Bump up, its tonight folks hope you can all make it.


----------



## Spikebrit (Oct 23, 2006)

TOnight is the night guys see you all there. Dont forget we have the ace zoo tonight too

Jay


----------



## squishyscott (Sep 17, 2011)

So?? How was it? And what did I miss?


----------



## Spikebrit (Oct 23, 2006)

squishyscott said:


> So?? How was it? And what did I miss?


was ab awesome night loads of pics pn our main thread. the baby owls and coati were really cute. we had the local media and other people there too. was really busy as well 


jay


----------



## Spikebrit (Oct 23, 2006)

just for interest the radio presenter that was at the last meet has broadcasted the interviews he did on the night. We are on there along with a load of different members as well. 

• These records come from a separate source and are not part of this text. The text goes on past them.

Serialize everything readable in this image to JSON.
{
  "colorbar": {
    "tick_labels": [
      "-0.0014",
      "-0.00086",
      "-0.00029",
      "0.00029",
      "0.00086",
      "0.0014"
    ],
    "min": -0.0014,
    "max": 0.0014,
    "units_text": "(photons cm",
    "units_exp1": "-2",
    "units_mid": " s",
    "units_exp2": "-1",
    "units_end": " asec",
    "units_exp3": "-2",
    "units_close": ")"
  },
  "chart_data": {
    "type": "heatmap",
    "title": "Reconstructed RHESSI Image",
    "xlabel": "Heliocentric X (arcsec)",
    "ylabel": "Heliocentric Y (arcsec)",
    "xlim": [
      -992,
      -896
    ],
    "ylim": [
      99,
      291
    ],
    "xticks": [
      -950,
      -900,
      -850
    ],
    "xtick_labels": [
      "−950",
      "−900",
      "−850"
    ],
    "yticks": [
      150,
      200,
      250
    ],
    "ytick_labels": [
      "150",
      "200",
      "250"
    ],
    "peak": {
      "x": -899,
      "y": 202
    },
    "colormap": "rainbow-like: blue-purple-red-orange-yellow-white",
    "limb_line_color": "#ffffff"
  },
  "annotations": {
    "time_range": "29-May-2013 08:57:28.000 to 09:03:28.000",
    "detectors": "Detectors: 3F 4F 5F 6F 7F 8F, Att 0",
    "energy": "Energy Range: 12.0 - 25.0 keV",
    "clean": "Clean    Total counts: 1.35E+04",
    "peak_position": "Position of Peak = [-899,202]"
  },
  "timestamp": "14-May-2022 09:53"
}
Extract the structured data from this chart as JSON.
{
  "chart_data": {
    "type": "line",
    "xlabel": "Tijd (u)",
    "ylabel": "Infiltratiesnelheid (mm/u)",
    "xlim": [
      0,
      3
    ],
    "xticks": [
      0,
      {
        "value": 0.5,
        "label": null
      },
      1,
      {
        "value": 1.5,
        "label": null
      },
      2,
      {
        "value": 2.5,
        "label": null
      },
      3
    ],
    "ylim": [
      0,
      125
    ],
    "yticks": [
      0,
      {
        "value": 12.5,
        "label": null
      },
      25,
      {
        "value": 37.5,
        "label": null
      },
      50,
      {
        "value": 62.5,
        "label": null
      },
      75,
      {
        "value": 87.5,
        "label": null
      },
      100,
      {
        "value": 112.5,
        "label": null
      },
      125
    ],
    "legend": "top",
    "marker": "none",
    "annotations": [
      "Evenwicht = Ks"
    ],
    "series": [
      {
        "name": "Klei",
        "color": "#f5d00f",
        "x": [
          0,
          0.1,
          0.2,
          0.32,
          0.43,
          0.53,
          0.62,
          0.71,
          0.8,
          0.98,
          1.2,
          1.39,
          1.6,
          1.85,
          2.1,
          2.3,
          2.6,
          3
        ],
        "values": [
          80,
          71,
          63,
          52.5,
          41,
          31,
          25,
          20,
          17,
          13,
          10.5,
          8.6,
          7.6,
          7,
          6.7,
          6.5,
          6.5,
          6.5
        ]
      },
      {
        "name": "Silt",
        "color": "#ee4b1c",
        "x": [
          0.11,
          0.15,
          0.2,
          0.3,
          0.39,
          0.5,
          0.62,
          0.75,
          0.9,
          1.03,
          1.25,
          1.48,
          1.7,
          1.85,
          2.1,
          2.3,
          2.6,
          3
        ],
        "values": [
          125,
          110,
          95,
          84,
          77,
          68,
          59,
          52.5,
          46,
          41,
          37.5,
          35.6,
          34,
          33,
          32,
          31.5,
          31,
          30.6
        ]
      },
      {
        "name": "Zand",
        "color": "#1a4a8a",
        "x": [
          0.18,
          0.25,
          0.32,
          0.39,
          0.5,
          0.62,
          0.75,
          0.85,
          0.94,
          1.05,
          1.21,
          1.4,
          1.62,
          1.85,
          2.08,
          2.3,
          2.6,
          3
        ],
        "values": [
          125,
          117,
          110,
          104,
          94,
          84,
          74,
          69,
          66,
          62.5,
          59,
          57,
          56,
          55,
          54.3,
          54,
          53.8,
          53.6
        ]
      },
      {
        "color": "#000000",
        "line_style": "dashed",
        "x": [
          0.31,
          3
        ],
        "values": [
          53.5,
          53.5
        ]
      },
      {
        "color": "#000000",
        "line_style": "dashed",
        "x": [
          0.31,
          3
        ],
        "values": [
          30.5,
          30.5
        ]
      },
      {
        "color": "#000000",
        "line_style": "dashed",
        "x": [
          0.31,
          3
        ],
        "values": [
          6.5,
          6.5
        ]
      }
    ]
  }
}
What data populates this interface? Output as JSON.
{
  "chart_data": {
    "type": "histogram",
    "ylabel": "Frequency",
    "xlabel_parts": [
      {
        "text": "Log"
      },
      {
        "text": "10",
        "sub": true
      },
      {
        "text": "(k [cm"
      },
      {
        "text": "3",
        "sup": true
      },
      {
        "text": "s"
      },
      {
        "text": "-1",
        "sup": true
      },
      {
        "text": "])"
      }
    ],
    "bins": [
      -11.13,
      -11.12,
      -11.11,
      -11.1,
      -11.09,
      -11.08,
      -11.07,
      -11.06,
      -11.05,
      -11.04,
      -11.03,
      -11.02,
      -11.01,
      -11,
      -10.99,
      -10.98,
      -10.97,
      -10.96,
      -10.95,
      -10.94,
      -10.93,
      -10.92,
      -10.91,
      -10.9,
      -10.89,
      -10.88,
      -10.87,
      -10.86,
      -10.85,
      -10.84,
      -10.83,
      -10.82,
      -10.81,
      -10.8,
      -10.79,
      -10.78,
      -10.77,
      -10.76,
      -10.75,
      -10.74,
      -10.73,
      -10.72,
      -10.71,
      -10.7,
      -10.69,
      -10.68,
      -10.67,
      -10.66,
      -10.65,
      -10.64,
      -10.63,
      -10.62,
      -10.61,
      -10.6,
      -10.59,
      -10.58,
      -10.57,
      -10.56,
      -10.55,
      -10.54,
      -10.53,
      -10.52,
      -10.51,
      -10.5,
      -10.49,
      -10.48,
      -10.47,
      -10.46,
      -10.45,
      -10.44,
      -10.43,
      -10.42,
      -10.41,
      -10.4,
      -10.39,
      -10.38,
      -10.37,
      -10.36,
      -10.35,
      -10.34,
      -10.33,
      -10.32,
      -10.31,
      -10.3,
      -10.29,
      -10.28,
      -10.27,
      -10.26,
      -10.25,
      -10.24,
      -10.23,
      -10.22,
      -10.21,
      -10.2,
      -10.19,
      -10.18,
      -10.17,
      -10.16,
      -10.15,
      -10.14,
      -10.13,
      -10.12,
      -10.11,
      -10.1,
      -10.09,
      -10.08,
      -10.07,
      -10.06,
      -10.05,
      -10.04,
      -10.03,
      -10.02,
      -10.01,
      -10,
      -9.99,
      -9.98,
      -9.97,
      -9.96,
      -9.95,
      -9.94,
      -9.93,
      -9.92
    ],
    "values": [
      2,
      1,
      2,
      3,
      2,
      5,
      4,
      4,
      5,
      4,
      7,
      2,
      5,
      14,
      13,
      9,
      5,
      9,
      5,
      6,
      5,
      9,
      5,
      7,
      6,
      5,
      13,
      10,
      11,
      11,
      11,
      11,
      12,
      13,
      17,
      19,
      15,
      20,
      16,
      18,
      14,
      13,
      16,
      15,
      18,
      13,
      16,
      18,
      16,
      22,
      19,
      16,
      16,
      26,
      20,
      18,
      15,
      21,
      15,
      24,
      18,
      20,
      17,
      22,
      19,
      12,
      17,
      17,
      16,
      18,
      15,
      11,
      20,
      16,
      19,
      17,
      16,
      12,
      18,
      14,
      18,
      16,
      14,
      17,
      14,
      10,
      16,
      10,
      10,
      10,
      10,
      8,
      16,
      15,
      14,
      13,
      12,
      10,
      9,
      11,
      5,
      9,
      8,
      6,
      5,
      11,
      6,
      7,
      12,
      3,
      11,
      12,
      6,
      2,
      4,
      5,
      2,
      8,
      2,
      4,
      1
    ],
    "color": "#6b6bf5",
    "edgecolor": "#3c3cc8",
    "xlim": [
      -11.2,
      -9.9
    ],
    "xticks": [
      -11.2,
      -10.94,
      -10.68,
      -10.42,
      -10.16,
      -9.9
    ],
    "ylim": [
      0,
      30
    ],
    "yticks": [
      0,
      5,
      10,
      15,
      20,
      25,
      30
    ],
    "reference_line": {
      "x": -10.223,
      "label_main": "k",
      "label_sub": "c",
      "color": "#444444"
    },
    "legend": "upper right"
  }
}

BBC iPlayer - Breakfast with Stuart and Amy: Latest from the Barclays scandal

we are on from 2.48.00

Jay


----------



## Spikebrit (Oct 23, 2006)

Massive favor guys. The meeting at the end of this month we need record turn outs. 

The pub we use has had a new manager in, he is a little apprehensive of having a room of reptiles. So we want to show him how many of us turn up (thus buying drinks and making him money) and how good we all are. if we can get lots of people along that night and show how well supported it is he wont have any reason to even think about saying anything. 

Jay


----------